A healthy Schipperke from screened lines typically lives 12-15 years, which is long even for a small dog. The biggest threat to that lifespan is not old age but MPS IIIB, a fatal inherited neurological disease that strikes young adults (around 2-4 years). Because a reliable DNA test exists, this is one of the few breeds where you can almost entirely design the genetic risk out by buying only from DNA-tested parents — making breeder paperwork more important than any care decision you will make.
Do Schipperkes bark a lot?
Yes, by design — they were bred as barge and workshop watchdogs and alarm-bark at noise, movement, and strangers. This is the single most common reason Schipperkes are rehomed. It is manageable but not optional: from week one, teach a 'quiet' cue, reward silence, and never reward demand-barking. Owners in apartments or attached housing should treat bark training as a requirement before getting the dog, not a problem to fix later.
How much exercise does a Schipperke need?
Plan on 45-60 minutes a day, and at least half of it should be mental work, not just a walk. Schipperkes are a busy, problem-solving working breed in a small body — a walk alone leaves the brain unspent, and an unspent Schipperke barks, digs, and gets into things. Scent games, trick training, a flirt pole, and puzzle feeders do more to settle this breed than a long jog does.
Do Schipperkes shed much?
Day to day, no — a weekly 10-minute brush handles a normal coat. But one to three times a year the Schipperke 'blows' its dense undercoat over a 2-4 week period (often after a female's heat cycle), and during those weeks you will brush every other day and still find black tufts on everything. Never shave the coat to reduce shedding — the double coat regulates temperature and shaving damages regrowth. Budget for the seasonal blow, not the daily shed.
Are Schipperkes good apartment dogs?
They can be — they are small, hardy, and adapt to apartment size — but only if two conditions are met. First, the barking must be trained early and consistently, because alarm-barking in a shared building gets a dog surrendered. Second, they must get their 45-60 minutes of daily physical and mental work, or the pent-up energy comes out as noise and destruction in a small space. A trained, exercised Schipperke is a fine apartment dog; an untrained one is a complaint waiting to happen.
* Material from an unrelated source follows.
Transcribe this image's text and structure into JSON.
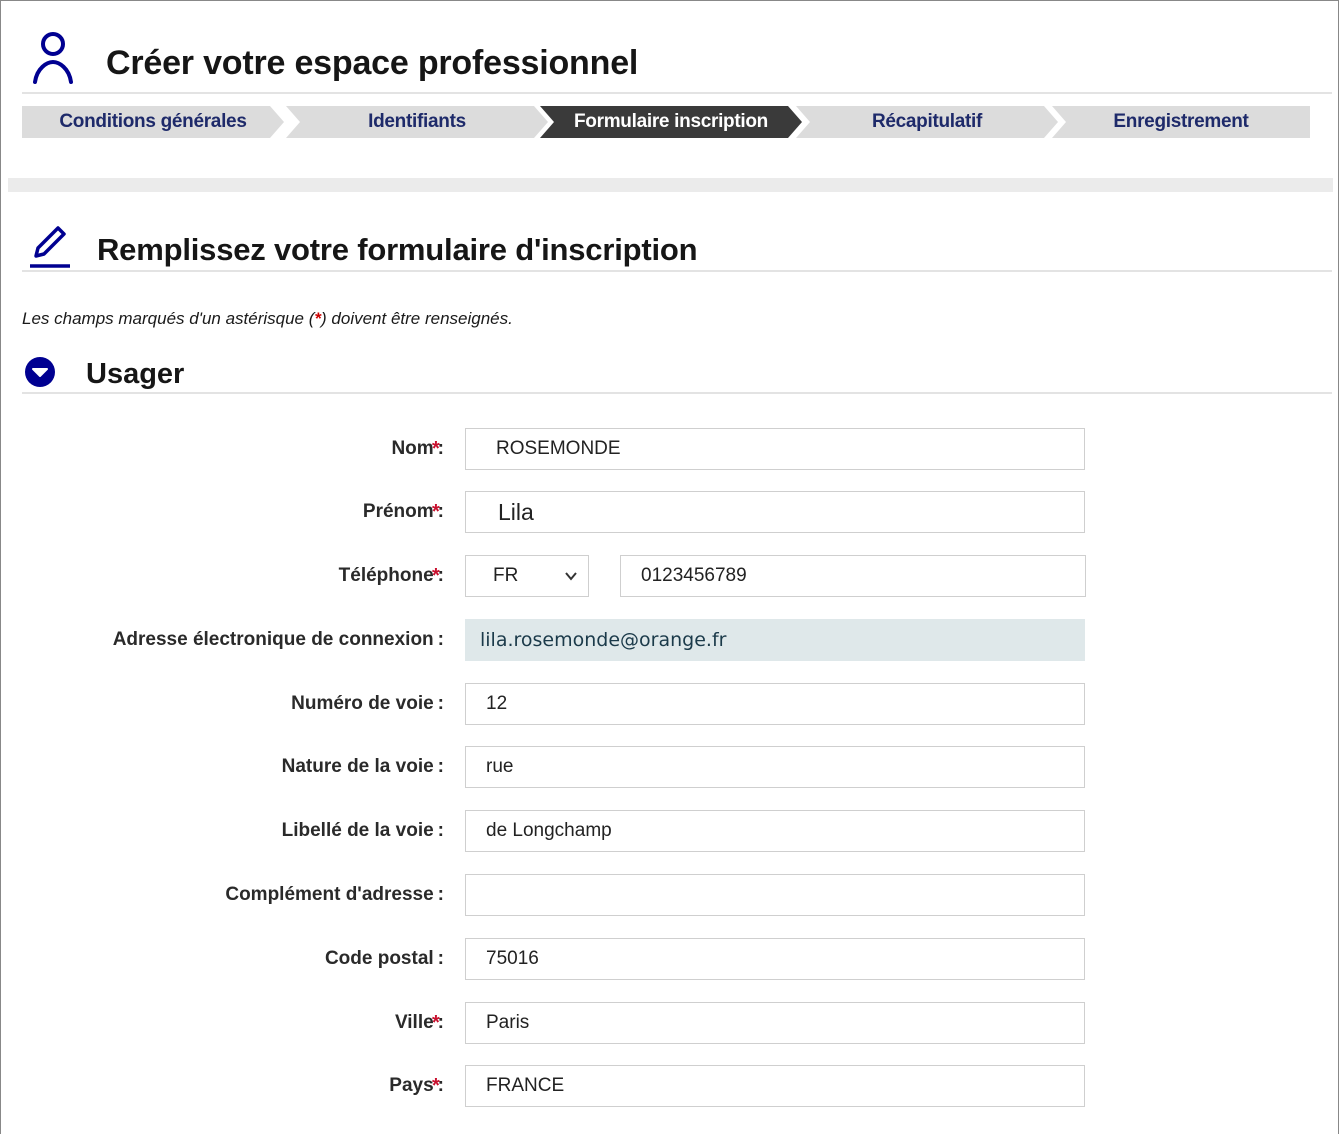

What health tests should a Schipperke breeder have done?
At minimum: a DNA test for MPS IIIB on both parents (clear, or a carrier bred only to a clear dog — never carrier-to-carrier), plus OFA/eye certification for patellar luxation and an eye exam for PRA and cataracts. Hip and thyroid screening are reasonable additions. MPS IIIB is the non-negotiable one: it is fatal, breed-specific, and entirely avoidable through testing, so a breeder who cannot show the parents' DNA results is a breeder to walk away from.